Figure 3. Fur binds to the EAEC sci1 T6SS promoter in vivo and in vitro.

(A) Fur Titration assay (FURTA). H1717 reporter cells (fhuF-lacZ) carrying the empty vector or the vector bearing the sci1, sci2, or cir promoters, or the fur1 or fur2 sequences were spotted on MacConkey plates (upper panel) or on MacConkey plates supplemented with FeSO4 (30 µM; lower panel). A lacZ+ phenotype reports a derepression of the fhuF-lacZ reporter fusion by titration of the Fur protein bound to the fhuF promoter. (B) Electrophoretic mobility shift assay of the sci1 promoter (upper panel) or of the fur1 (middle panel) or fur2 (lower panel) sequences using purified Fur (lane 1, no protein; lane 2, 0.5 nM; lane 3, 2 nM, lane 4, 5 nM, lane 5, 20 nM) in presence of FeCl3 or in presence of EDTA (lane 6, Fur at 20 nM) or using purified NtrC transcriptional activator (lane 7, 50 nM).

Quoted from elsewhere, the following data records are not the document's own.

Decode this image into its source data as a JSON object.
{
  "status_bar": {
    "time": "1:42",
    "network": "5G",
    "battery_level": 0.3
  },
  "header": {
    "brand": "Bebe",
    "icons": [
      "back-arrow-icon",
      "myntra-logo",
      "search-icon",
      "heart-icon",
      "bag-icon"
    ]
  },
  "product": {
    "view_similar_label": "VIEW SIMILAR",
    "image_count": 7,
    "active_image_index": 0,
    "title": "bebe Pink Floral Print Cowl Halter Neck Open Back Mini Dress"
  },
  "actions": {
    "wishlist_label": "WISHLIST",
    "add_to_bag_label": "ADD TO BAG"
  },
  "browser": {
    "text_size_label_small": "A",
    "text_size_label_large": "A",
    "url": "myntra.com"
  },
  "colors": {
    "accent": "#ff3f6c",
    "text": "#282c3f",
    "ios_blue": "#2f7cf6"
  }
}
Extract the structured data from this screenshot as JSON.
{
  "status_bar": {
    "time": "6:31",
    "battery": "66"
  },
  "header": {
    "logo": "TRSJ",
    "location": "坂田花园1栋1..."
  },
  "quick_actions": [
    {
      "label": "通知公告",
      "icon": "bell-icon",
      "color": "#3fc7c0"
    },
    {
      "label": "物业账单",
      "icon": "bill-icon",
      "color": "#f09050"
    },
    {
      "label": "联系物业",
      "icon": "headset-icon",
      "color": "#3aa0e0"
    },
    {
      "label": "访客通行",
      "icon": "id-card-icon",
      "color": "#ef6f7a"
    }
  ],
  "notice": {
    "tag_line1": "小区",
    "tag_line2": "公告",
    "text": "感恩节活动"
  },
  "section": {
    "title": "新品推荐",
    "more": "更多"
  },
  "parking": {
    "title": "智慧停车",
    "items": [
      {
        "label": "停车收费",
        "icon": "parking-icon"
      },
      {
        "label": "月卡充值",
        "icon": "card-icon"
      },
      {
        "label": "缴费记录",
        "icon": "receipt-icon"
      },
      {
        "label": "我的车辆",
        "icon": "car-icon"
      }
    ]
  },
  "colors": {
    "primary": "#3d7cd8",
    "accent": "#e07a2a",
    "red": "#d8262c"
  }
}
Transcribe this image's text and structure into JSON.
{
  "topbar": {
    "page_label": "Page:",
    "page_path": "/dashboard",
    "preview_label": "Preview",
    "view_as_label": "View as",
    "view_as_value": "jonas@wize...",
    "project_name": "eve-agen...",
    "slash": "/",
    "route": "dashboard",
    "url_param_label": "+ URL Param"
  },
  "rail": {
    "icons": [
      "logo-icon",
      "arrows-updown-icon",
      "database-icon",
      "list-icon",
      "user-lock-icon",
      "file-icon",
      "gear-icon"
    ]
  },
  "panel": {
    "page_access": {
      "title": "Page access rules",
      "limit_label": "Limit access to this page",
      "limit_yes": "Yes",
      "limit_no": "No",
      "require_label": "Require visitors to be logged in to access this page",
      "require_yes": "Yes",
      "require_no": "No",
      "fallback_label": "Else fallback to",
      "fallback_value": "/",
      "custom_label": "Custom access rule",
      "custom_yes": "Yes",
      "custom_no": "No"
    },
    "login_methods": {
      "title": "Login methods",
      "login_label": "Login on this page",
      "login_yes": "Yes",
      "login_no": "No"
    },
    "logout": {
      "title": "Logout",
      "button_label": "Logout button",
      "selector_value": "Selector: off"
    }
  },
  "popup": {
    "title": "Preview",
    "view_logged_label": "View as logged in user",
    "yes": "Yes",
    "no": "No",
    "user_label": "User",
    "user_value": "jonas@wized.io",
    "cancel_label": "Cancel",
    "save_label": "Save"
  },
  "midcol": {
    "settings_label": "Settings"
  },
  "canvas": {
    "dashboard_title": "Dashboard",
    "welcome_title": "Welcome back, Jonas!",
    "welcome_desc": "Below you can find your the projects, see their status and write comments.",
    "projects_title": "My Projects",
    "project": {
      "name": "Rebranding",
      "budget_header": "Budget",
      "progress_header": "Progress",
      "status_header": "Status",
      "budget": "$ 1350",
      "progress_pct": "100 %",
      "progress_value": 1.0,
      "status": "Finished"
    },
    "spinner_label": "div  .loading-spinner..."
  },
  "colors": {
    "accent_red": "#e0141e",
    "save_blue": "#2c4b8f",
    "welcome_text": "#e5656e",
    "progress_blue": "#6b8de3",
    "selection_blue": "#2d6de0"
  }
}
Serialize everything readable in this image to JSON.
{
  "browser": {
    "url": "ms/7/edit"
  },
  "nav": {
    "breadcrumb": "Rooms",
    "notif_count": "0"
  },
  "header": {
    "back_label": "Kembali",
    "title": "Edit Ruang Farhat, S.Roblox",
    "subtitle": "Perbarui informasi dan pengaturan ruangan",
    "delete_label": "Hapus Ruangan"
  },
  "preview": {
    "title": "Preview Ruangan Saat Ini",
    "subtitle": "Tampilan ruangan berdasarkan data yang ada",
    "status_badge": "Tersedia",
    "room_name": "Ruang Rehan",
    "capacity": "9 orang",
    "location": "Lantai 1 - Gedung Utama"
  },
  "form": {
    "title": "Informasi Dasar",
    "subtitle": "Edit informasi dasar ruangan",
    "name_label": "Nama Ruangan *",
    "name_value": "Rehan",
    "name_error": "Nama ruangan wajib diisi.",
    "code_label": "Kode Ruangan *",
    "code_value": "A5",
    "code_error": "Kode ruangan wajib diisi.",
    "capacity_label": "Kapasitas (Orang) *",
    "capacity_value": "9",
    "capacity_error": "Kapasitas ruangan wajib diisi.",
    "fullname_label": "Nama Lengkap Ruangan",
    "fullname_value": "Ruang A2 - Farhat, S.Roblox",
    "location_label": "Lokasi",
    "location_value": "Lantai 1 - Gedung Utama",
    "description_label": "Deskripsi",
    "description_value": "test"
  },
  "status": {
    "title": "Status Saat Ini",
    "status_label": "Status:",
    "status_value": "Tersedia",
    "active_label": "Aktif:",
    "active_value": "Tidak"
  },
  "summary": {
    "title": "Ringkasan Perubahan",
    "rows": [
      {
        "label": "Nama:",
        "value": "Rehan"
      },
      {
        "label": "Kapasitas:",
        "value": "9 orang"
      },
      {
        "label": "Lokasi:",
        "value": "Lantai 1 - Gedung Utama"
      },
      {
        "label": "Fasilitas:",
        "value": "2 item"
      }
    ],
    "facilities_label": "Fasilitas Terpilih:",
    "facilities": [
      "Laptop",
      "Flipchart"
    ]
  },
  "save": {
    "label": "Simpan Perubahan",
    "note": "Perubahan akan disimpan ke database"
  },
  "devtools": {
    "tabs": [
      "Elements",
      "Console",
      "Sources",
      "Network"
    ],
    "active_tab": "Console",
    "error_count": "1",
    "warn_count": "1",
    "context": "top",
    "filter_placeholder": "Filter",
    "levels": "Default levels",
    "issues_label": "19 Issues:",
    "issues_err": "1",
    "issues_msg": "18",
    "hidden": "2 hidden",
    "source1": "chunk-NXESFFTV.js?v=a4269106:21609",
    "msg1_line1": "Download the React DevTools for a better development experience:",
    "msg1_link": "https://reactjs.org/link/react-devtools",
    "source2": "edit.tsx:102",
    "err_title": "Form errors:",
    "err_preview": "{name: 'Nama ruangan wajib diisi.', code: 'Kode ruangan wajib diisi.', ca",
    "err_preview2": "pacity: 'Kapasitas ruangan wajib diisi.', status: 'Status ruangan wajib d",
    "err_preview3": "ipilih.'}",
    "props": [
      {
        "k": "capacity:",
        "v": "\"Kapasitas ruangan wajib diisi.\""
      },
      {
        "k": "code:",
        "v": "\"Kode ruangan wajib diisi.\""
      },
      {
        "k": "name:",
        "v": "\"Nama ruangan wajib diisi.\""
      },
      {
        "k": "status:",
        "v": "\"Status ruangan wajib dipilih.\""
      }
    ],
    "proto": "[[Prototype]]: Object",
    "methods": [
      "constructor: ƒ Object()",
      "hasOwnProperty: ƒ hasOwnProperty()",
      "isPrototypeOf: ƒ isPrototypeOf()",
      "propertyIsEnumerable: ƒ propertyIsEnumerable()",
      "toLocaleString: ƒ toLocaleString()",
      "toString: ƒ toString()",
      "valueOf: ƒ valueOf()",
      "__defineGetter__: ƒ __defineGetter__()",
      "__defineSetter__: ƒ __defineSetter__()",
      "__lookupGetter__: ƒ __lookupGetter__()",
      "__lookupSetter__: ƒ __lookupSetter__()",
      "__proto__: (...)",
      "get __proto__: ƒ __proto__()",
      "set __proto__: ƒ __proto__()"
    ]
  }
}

Controls include Fur shift assays of the Fur-dependent cir promoter (lane 8, no protein; lane 9, Fur at 5 nM) or of the Fur-independent sci2 promoter (lane 10, 20 nM). (C) Competition experiments for Fur binding (lane 1, no protein; lanes 2–6, Fur at 20 nM) with duplex consensus Fur- (lane 3, molecular ratio sci1:fur box 1∶2; lane 4, molecular ratio 1∶10) or σ54-binding sequence (lane 5, molecular ratio sci1:σ⁵⁴-box 1∶2; lane 6, molecular ratio 1∶10). (D) Binding of the Eσ⁷⁰ RNA polymerase holoenzyme (RNAP) (lanes 1, 4, 7 and 9, no RNAP; lanes 2 and 5, RNAP 0.5 unit; lanes 3, 6, 8 and 10, RNAP 2 units) on the sci1 or control cir promoter pre-incubated (+) or not (−) with Fur (20 nM). Fur-DNA, (Fur)₂-DNA, and RNAP-DNA complexes are indicated by *, **, and ǂ respectively.